Drum Middle Sepik River Area East Sepik Province Papua New Guinea
This beautifully carved old Drum is from the Middle Sepik Area in the East Sepik Province of Papua New Guinea.
Hourglass shaped drums are often referred to as a Kundu which is the Papua New Guinea pidgin English word for this type of drum. Old drums like this fine example were family heirlooms often used over several generations of a family.
The whole drum is finely incised with Bird-man Ancestors faces in high relief along totemic crocodiles and clan designs that were later highlighted with ochre. The lug handle has a small ancestors head at each end and the whole drum has an deep old patina from use and storage in the men’s ceremonial house. The use of drums are very important to all traditional ceremonies where drumming and singing relate stories of ancient ancestral beings who are invoked for protection & fertility.
In the early 20th Century across the Sepik River area spectacular ceremonial houses were found in almost every village.

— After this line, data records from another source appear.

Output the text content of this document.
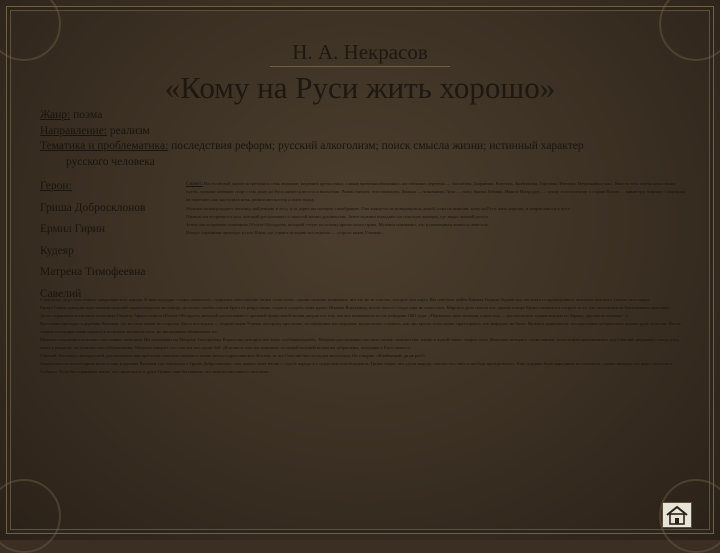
Н. А. Некрасов
«Кому на Руси жить хорошо»
Жанр: поэма
Направление: реализм
Тематика и проблематика: последствия реформ; русский алкоголизм; поиск смысла жизни; истинный характер
русского человека
Герои:
Гриша Добросклонов
Ермил Гирин
Кудеяр
Матрена Тимофеевна
Савелий

Сюжет: На столбовой дороге встретились семь мужиков, недавних крепостных, а ныне временнообязанных «из смежных деревень — Заплатова, Дырявина, Разутова, Знобишина, Горелова, Неелова, Неурожайка тож». Вместо того чтобы идти своим путем, мужики затевают спор о том, кому на Руси живется весело и вольготно. Роман считает, что помещику, Демьян — чиновнику, Лука — попу, братья Губины, Иван и Митродор, — купцу толстопузому, а старик Пахом — министру, боярину. Спорщики не замечают, как наступила ночь, разжигают костер и пьют водку.

Мужики вознаграждают пеночку, найденную в лесу, и та дарит им скатерть самобраную. Они клянутся не возвращаться домой, пока не выяснят, кому на Руси жить хорошо, и отправляются в путь.

Первым им встречается поп, который рассказывает о тяжелой жизни духовенства. Затем мужики попадают на сельскую ярмарку, где видят пьяный разгул.

Затем они встречают помещика Оболта-Оболдуева, который сетует на отмену крепостного права. Мужики понимают, что и помещикам живется невесело.

Вскоре странники приходят в село Клин, где узнают историю последыша — старого князя Утятина.

Странники ищут счастливых среди простого народа. К ним подходят солдат, каменотес, старушка, хвастающие своим «счастьем», однако мужики понимают, что это не то счастье, которое они ищут. Им советуют найти Ермила Гирина, бурмистра, честного и справедливого человека, которого уважал весь народ.

Ермил Гирин однажды при помощи мирской сходки выкупил мельницу, но позже, чтобы спасти брата от рекрутчины, отдал в солдаты сына вдовы Ненилы Власьевны, после чего от стыда едва не повесился. Мирское дело спасло его, однако вскоре Ермил оказался в остроге за то, что заступился за бунтовавших крестьян.

Далее странники встречают помещика Гаврилу Афанасьевича Оболта-Оболдуева, который рассказывает о прежней привольной жизни дворян и о том, как все изменилось после реформы 1861 года: «Порвалась цепь великая, порвалась — расскочилася: одним концом по барину, другим по мужику!..»

Крестьяне приходят в деревню Вахлаки, где все еще живет по-старому. Здесь последыш — старый князь Утятин, которому крестьяне, по наущению наследников, продолжают служить, как при крепостном праве, притворяясь, что реформы не было. Мужики удивляются, что крестьяне добровольно играют роль холопов. После смерти князя крестьяне надеются получить заливные луга, но наследники обманывают их.

Мужики отправляются искать счастливую женщину. Им указывают на Матрену Тимофеевну Корчагину, которую все зовут «губернаторшей». Матрена рассказывает им свою жизнь: замужество, жизнь в чужой семье, смерть сына Демушки, которого съели свиньи, пока за ним присматривал дед Савелий, неурожаи, голод, уход мужа в рекруты, заступничество губернаторши. Матрена говорит, что счастья нет среди баб: «Ключи от счастья женского, от нашей вольной волюшки заброшены, потеряны у Бога самого!»

Савелий, богатырь святорусский, рассказывает, как крестьяне закопали живым в землю немца-управляющего Фогеля, за что Савелий был осужден на каторгу. Он говорит: «Клейменый, да не раб!»

Заканчивается поэма пиром на весь мир в деревне Вахлаки, где семинарист Гриша Добросклонов, сын дьячка, поет песни о судьбе народа и о грядущем освобождении. Гриша верит, что «доля народа, счастье его, свет и свобода прежде всего». Ему суждено быть народным заступником, однако впереди его ждет «чахотка и Сибирь». Если бы странники знали, что происходит в душе Гриши, они бы поняли, что нашли счастливого человека.
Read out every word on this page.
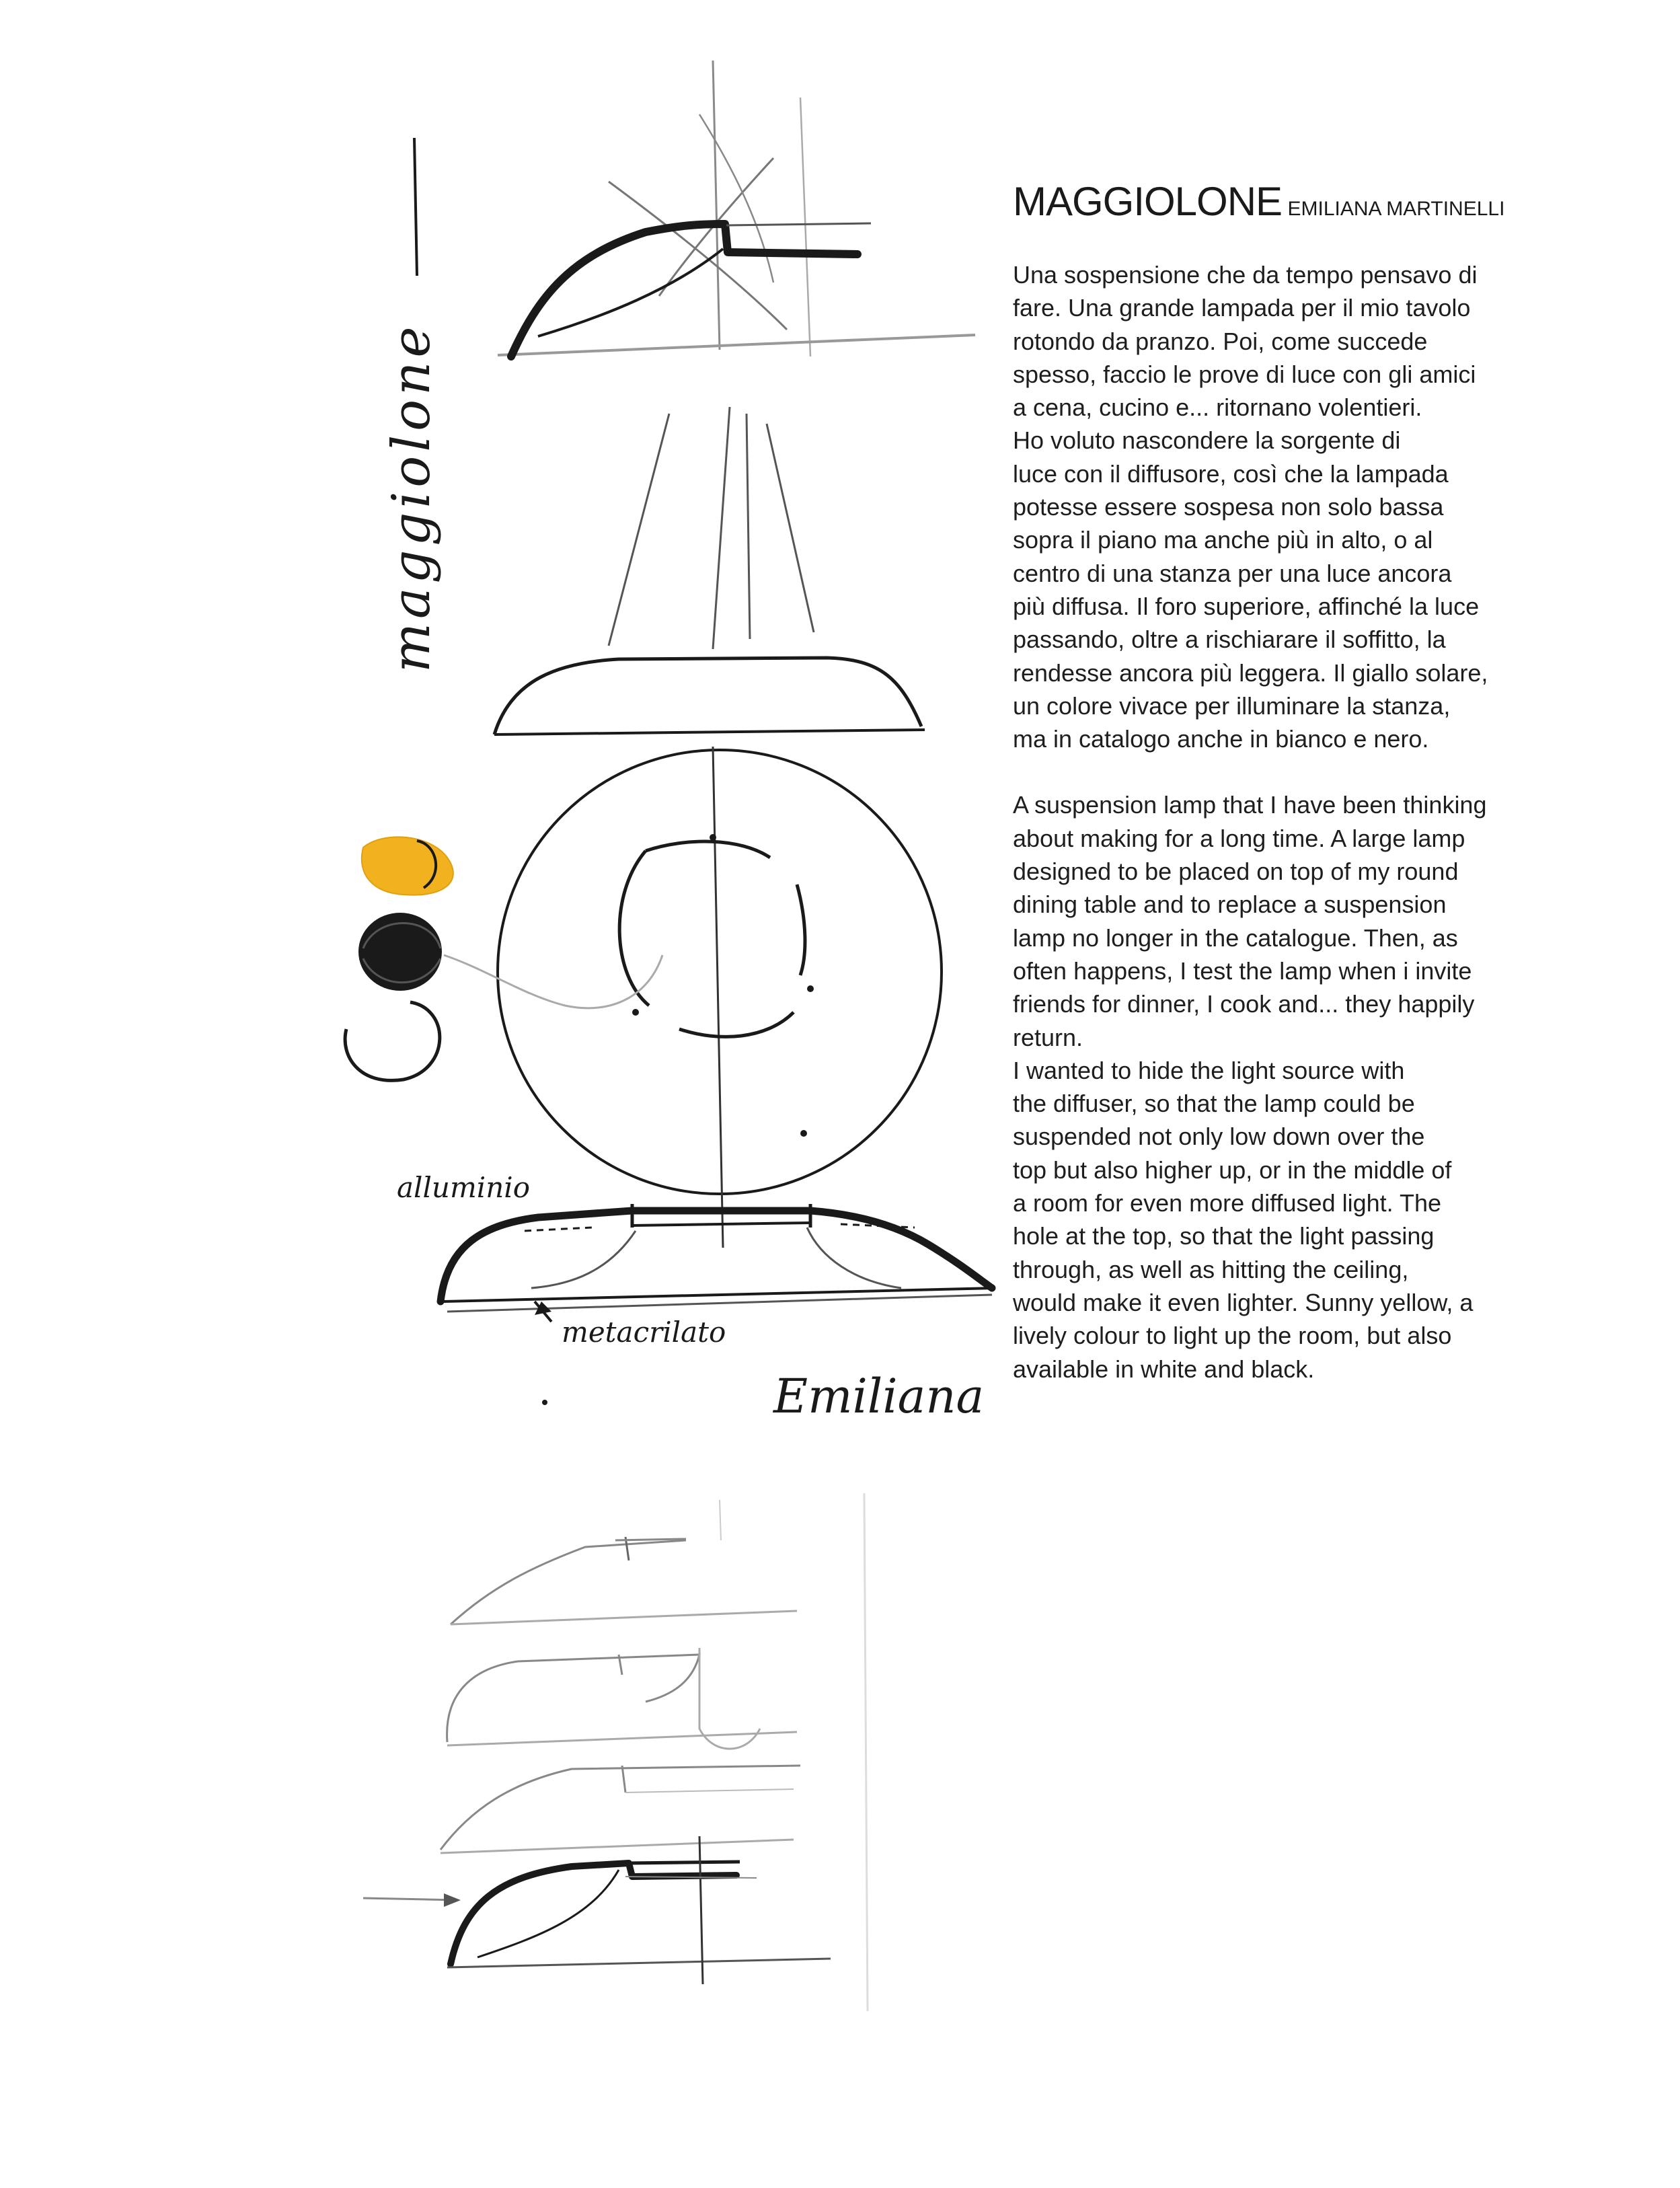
maggiolone
alluminio
metacrilato
Emiliana
MAGGIOLONE EMILIANA MARTINELLI
Una sospensione che da tempo pensavo di
fare. Una grande lampada per il mio tavolo
rotondo da pranzo. Poi, come succede
spesso, faccio le prove di luce con gli amici
a cena, cucino e... ritornano volentieri.
Ho voluto nascondere la sorgente di
luce con il diffusore, così che la lampada
potesse essere sospesa non solo bassa
sopra il piano ma anche più in alto, o al
centro di una stanza per una luce ancora
più diffusa. Il foro superiore, affinché la luce
passando, oltre a rischiarare il soffitto, la
rendesse ancora più leggera. Il giallo solare,
un colore vivace per illuminare la stanza,
ma in catalogo anche in bianco e nero.
A suspension lamp that I have been thinking
about making for a long time. A large lamp
designed to be placed on top of my round
dining table and to replace a suspension
lamp no longer in the catalogue. Then, as
often happens, I test the lamp when i invite
friends for dinner, I cook and... they happily
return.
I wanted to hide the light source with
the diffuser, so that the lamp could be
suspended not only low down over the
top but also higher up, or in the middle of
a room for even more diffused light. The
hole at the top, so that the light passing
through, as well as hitting the ceiling,
would make it even lighter. Sunny yellow, a
lively colour to light up the room, but also
available in white and black.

They are known as ‘Haus tambaran‘ in New Guinea pidgin English. These amazing ceremonial houses embody the paramount female ancestor whose enormous face appears on the gable and whose name is given to the house. Clans descending from a common ancestor build the ceremonial houses where ceremonial objects are stored like Drums. Only men who are initiated are permitted inside the house Tambaran. During ritual ceremonies, the house becomes ‘hot’, indicating the presence of spirits.
This Drum would date from the 1940’s or earlier.
Provenance: The Sisters of Mercy Collection Queensland.